The Five Levels: From spicy autocomplete to the dark factory

simonw · 11 days ago

I've talked to a team that's doing the dark factory pattern hinted at here. It was fascinating. The key characteristics:

- Nobody reviews AI-produced code, ever. They don't even look at it.

- The goal of the system is to prove that the system works. A huge amount of the coding agent work goes into testing and tooling and simulating related systems and running demos.

- The role of the humans is to design that system - to find new patterns that can help the agents work more effectively and demonstrate that the software they are building is robust and effective.

It was a tiny team and they stuff they had built in just a few months looked very convincing to me. Some of them had 20+ years of experience as software developers working on systems with high reliability requirements, so they were not approaching this from a naive perspective.

I'm hoping they come out of stealth soon because I can't really share more details than this.

spyckie2 · 10 days ago

What's the point honestly.

Given the pace of current ai, in 2 months dark factories will peak hype and then in another 6 months it will be fully identified in its cost/benefit drawbacks, and the wisdom of the crowds will have a relatively accurate understanding of its general usefulness, and the internet will move on to other things.

The next generation of ai coding will make dark factories legit due to their ability to architect decently. Then generation after will make dark factories obsolete due to their ability to make it right the first time. That's about 8 months out for SOTA, and 14 months out for Sonnet/Flash/Pro users.

No need for them to come out of stealth, just imagine 1000s of junior/mid engineers crammed into an office given vague instructions to build an app and spit out code.

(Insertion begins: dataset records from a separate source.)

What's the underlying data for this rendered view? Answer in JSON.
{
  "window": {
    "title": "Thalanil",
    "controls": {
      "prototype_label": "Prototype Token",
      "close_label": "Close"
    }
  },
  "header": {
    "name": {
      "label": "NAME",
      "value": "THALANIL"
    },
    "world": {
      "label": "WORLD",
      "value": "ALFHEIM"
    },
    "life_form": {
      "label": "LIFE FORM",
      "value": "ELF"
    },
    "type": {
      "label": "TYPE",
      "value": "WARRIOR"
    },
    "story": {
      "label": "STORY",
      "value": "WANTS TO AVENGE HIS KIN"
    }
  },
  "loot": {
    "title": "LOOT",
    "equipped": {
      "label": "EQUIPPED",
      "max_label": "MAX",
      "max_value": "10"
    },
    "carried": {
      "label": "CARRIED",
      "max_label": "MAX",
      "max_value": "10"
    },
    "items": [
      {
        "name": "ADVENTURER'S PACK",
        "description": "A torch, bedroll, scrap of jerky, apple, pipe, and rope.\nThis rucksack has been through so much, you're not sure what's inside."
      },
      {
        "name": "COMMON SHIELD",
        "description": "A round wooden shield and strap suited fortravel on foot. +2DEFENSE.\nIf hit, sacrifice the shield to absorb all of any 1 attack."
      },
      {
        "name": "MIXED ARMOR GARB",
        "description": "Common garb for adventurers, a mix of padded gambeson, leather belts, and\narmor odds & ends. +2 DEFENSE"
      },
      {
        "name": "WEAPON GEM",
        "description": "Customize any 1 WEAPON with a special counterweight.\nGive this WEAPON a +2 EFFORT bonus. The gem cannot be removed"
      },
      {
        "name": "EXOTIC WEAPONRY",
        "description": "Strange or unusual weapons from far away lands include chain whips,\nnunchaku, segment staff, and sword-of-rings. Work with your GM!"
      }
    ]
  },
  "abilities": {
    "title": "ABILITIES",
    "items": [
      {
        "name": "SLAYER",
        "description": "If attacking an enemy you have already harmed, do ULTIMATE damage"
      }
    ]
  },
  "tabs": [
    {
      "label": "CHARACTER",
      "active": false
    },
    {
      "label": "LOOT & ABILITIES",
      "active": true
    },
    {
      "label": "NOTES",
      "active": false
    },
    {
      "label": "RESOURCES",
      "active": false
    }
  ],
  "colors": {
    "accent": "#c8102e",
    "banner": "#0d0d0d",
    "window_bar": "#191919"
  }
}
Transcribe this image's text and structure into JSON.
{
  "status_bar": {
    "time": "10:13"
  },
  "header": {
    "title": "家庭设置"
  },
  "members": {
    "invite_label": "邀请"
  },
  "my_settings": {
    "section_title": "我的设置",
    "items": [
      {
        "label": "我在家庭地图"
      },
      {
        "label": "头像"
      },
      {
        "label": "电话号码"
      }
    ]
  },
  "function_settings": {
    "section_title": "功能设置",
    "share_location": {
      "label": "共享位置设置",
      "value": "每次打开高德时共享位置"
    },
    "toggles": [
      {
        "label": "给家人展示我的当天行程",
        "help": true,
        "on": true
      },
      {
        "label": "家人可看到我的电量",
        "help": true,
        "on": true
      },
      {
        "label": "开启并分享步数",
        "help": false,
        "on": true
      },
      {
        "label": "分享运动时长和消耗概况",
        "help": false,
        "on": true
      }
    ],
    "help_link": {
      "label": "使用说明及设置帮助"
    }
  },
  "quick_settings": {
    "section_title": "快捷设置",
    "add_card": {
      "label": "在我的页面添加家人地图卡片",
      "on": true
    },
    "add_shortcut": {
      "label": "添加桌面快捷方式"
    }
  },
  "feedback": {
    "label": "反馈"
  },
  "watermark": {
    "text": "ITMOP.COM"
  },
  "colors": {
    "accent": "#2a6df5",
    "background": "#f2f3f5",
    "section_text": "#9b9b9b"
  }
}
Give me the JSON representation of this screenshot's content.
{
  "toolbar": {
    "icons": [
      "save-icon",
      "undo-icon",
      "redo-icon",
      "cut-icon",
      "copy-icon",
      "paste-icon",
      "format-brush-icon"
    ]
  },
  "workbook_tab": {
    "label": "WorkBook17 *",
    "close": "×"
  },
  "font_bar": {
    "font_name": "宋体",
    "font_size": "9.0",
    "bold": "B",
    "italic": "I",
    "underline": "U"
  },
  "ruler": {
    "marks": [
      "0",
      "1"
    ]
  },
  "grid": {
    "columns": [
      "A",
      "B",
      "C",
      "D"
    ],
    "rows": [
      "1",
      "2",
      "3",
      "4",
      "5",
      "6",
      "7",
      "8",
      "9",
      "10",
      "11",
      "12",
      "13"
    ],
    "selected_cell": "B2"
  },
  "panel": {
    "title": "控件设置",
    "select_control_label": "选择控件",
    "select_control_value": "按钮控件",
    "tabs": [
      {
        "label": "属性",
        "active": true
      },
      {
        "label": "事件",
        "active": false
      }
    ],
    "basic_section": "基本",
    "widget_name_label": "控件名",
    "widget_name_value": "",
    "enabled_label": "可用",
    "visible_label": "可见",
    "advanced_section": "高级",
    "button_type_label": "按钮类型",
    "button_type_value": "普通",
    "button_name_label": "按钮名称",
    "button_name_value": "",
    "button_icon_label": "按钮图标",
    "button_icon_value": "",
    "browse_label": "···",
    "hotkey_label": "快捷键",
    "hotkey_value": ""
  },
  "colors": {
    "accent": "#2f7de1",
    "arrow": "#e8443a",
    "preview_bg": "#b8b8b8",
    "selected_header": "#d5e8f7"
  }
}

Imagine a cctv in the room overlooking the hundreds of desks, and then press fast forward 100x speed.

That's literally what they built, because that's what's possible with Opus.

daxfohl · 10 days ago

The funny thing is that the rest of the software industry is dying, except for the trillions of venture capital being invested into these AI coding whatevers. But given the slow death of software, once these AI coding whatevers are finished, there's going to be nothing of value left for them to code.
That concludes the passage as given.